# Dirty hob



## muzzer (Feb 13, 2011)

I have a hob to clean, people have left things to boil over and not wiped it up and so consequently it has burnt on.

Anyone got any ideas for something i can use to remove it? Tried Hob Brite and that doesn't work. Oh, it's a glass hob by the way.


----------



## MDC250 (Jan 4, 2014)

Had a kit from Lakeland with a blade which you scrape off the worst of it then liquid to rub in. It was an Australian product from memory. Still use the blade but have run out of the liquid so now use Bar Keepers Friend and it's just as good


----------



## Sh1ner (May 19, 2012)

Waitrose ceramic hob cleaner works for me.
It is a liquid so when things have been burnt on it can be poured on and left for a while to soften the grot before scrubbing and polishing off.
When clean and polished it gives real shine to the glass and I have been meaning to try a bit on the car.
As said Bar Keepers Friend also works well. If mixed with a little water, left on for a while and kept moist it makes an acid that can also help breakdown the grot.
I think careful soaking, to soften it all is quite important and seems to make it much easier.


----------



## Jack R (Dec 15, 2014)

Glass scraper and bar keepers friend although if it's really bad a quick squirt of g101 and leave for five before you start with the scraper really helps


----------



## Caledoniandream (Oct 9, 2009)

I use a old fashioned double sided razor blade (on site taped up) to scrape the remains of.
Than Polish it with Barkeepers friend and it is as good as new.
Be careful the have the bleed not at a to steep angle as it can scratch the surface it used to hard.


----------



## Fentum (May 1, 2017)

I find a steamer applied before and then periodically during removal of a film of Hobrite or Bar Keeper's Friend normally does the trick.
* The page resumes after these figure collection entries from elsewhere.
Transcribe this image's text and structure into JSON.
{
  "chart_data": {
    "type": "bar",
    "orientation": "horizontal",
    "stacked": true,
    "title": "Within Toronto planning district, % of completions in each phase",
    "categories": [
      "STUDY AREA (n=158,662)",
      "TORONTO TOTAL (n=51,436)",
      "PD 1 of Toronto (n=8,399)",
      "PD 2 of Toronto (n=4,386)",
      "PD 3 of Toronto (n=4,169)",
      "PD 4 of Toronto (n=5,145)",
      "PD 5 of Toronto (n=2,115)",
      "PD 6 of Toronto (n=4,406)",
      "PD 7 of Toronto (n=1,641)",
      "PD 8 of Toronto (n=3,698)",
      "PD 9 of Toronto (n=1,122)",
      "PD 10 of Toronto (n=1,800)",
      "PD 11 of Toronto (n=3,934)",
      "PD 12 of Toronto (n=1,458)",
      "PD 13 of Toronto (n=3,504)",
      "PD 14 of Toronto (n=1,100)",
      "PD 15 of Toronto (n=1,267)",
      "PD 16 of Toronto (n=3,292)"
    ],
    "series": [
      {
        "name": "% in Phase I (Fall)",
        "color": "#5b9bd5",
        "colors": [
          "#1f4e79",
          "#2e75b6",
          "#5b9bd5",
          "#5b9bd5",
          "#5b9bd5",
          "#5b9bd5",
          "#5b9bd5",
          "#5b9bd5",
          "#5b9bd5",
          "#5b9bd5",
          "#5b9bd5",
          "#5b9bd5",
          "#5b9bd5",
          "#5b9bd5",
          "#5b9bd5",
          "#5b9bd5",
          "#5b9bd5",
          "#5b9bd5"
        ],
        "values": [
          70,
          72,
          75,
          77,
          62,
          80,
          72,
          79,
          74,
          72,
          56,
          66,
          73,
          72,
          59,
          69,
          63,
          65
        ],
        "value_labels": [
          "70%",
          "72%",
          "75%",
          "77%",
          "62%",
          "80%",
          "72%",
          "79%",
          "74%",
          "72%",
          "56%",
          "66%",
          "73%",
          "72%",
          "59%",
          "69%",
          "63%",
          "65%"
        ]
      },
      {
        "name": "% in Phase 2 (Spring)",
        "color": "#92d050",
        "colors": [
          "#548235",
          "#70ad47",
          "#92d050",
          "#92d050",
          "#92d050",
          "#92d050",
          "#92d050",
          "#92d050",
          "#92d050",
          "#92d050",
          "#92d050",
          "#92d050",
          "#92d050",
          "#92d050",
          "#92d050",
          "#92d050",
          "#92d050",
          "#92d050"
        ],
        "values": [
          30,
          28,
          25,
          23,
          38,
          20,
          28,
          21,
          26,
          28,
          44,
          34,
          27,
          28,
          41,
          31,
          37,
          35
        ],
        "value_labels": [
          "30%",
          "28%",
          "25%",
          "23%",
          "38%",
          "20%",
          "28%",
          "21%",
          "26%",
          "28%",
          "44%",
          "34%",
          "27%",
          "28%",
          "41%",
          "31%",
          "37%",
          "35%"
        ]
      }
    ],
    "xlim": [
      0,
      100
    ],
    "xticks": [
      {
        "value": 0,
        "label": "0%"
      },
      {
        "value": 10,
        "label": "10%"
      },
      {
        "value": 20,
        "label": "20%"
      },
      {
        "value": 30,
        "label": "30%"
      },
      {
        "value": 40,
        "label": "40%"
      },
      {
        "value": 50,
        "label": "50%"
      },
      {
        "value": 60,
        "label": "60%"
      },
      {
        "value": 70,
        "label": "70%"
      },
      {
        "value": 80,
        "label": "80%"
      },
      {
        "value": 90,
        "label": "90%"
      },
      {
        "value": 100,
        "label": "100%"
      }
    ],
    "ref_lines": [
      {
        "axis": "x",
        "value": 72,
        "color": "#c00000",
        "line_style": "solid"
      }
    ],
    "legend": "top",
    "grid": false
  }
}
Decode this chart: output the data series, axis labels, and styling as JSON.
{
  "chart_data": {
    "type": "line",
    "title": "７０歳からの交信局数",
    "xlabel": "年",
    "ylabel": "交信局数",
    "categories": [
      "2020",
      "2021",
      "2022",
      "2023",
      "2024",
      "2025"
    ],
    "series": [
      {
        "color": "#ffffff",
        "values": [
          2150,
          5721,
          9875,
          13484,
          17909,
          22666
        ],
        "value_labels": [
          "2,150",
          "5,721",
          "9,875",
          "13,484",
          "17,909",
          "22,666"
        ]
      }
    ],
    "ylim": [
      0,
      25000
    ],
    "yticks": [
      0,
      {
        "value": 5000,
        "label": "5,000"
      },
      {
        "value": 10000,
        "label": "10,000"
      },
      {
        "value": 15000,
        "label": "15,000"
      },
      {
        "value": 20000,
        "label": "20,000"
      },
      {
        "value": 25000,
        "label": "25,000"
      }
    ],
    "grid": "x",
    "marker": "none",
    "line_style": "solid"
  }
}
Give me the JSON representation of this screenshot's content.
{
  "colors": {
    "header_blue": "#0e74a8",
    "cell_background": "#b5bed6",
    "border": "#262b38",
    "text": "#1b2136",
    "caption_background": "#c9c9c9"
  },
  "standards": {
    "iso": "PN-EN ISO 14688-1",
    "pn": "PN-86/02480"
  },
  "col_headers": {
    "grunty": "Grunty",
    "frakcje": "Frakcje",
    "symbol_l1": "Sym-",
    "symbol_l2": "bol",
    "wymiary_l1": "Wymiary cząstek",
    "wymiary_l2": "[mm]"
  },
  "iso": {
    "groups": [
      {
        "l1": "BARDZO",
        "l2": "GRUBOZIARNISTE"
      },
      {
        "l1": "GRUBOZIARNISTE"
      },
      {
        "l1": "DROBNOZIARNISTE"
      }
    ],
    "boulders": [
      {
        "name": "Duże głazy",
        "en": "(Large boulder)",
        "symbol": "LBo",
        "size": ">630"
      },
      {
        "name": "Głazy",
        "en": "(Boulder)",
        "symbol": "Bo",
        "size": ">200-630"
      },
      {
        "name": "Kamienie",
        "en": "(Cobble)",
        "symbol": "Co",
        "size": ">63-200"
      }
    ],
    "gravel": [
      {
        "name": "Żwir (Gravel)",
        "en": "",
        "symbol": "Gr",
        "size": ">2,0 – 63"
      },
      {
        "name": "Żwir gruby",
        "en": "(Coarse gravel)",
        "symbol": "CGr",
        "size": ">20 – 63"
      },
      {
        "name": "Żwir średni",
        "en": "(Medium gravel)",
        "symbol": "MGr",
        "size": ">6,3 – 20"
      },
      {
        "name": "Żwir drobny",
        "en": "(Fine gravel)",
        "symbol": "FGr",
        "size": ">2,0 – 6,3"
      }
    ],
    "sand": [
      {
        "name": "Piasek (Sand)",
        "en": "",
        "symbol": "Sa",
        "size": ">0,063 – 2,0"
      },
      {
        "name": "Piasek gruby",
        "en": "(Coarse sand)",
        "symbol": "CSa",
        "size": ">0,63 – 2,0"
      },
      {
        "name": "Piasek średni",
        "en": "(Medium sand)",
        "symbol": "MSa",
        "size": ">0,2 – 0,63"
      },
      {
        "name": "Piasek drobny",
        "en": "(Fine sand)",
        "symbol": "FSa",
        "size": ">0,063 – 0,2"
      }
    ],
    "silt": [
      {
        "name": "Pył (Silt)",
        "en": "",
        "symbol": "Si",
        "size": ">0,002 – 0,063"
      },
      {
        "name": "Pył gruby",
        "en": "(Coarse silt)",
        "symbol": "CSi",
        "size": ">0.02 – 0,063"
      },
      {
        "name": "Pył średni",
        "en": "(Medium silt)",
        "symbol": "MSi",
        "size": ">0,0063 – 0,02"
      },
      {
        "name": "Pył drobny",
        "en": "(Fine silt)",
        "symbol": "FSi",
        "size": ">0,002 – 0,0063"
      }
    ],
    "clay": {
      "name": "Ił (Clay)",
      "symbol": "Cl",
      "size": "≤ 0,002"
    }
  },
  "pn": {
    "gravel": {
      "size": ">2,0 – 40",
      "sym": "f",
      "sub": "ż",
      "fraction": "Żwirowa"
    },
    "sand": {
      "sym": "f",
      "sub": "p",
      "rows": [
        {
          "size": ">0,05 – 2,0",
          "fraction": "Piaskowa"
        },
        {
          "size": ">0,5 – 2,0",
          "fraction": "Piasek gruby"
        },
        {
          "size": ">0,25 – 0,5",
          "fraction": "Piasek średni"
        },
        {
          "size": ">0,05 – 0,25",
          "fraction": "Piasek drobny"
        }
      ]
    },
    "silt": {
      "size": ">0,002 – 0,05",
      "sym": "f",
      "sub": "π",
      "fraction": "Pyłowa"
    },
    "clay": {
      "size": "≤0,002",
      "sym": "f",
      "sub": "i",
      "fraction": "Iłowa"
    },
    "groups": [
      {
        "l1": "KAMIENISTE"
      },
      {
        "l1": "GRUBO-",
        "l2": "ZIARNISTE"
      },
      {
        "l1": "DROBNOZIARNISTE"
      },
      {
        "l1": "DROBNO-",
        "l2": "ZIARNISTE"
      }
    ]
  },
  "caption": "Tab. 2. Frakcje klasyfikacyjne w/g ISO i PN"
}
The other thing that sometimes works is bog standard toothpaste! 

Peter


----------



## saabfan (Sep 19, 2016)

I use Cif and a sponge scourer and lots of elbow grease.


----------



## 11alan111 (Dec 29, 2011)

as above works for me also


----------



## muzzer (Feb 13, 2011)

11alan111 said:


> as above works for me also


Tried that and it got me nowhere fast, it needs something a bit more........focussed


----------